Agustus memang masih beberapa bulan lagi. Saya hanya tiba-tiba terpikir tentang bendera ketika sedang mengajar bahasa Inggris. Apa hubungannya?

Saban kali memulai kelas baru, saya selalu menemukan persoalan yang sama: peserta didik lupa cara berkomunikasi dengan benar. Pola kalimat yang mereka susun amburadul. Sebabnya, mereka gagal dalam menggunakan ramuan grammar paling dasar: simple present tense.

Seperti halnya keluarga kami yang selalu kehilangan bendera setiap tahun, mungkin mereka juga lupa meletakkan ilmu present tense ini di otak bagian mana. Sehingga ketika diperlukan, hal itu sulit sekali ditemukan. Akhirnya, jika kami terpaksa membeli bendera baru setiap tahun, mereka juga harus mengulang lagi materi yang sama setiap semester.

Padahal, setiap peserta didik (umur mereka 20 tahun) mengaku telah belajar bahasa Inggris sejak SMP. Jadi rata-rata mereka telah belajar bahasa asing ini selama enam tahun.
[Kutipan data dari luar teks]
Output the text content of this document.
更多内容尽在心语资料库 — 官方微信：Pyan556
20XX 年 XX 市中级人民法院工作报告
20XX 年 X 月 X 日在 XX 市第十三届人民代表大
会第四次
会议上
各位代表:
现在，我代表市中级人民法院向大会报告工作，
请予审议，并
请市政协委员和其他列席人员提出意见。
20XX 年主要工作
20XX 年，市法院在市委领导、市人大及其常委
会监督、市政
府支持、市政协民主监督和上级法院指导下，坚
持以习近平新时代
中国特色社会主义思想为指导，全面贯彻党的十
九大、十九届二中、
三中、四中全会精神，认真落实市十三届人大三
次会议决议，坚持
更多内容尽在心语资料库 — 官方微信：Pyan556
Dan selalu saja, tidak pernah tidak, simple present tense pasti dibahas di sekolah. Pasti. Seperti pastinya kita meminum air setelah makan nasi. Maka ketika peserta tidak memahami sesuatu setelah bertahun-tahun mempelajarinya, sepertinya ada yang tidak benar. Apakah dulu ketika masih sekolah mereka melamunkan cinta monyet saat guru sedang mengajar? Apakah mereka memang tidak menyukai bahasa Inggris sehingga otaknya jadi otomatis menutup ketika belajar? Ataukah mereka hanya pura-pura tidak bisa karena memegang prinsip low profile dalam kehidupannya? Entahlah. Yang pasti sekarang mereka kembali berada di kelas bahasa Inggris untuk menemukan sesuatu yang sama.

Saya menulis ini karena prihatin. Waktu terus berlalu dan tidak baik jika kita terus berkutat di hal yang itu-itu saja. Mungkin untuk maksud memperkuat boleh, tapi jika tujuannya adalah memulai sesuatu dari awal (lagi dan lagi), saya rasa hal ini tidak bisa terus-menerus kita lakukan. Waktu akan terbuang. Ini berlaku untuk hal apapun, tidak hanya belajar bahasa Inggris.

Jadi alangkah baiknya jika sekarang kita memperlakukan sesuatu secara benar. Mulai dari niat, cara mendapatkan, pengamalan, hingga metode penyimpanan, semua harus diperhatikan. Sebagai informasi, tadi pagi saya melihat bendera telah dilipat rapi di dalam lemari baju saya. Sepertinya tahun ini kami tidak perlu membeli bendera baru lagi :D


Semoga bermanfaat. Insya Allah. Terima kasih telah meluangkan waktu untuk berkunjung :)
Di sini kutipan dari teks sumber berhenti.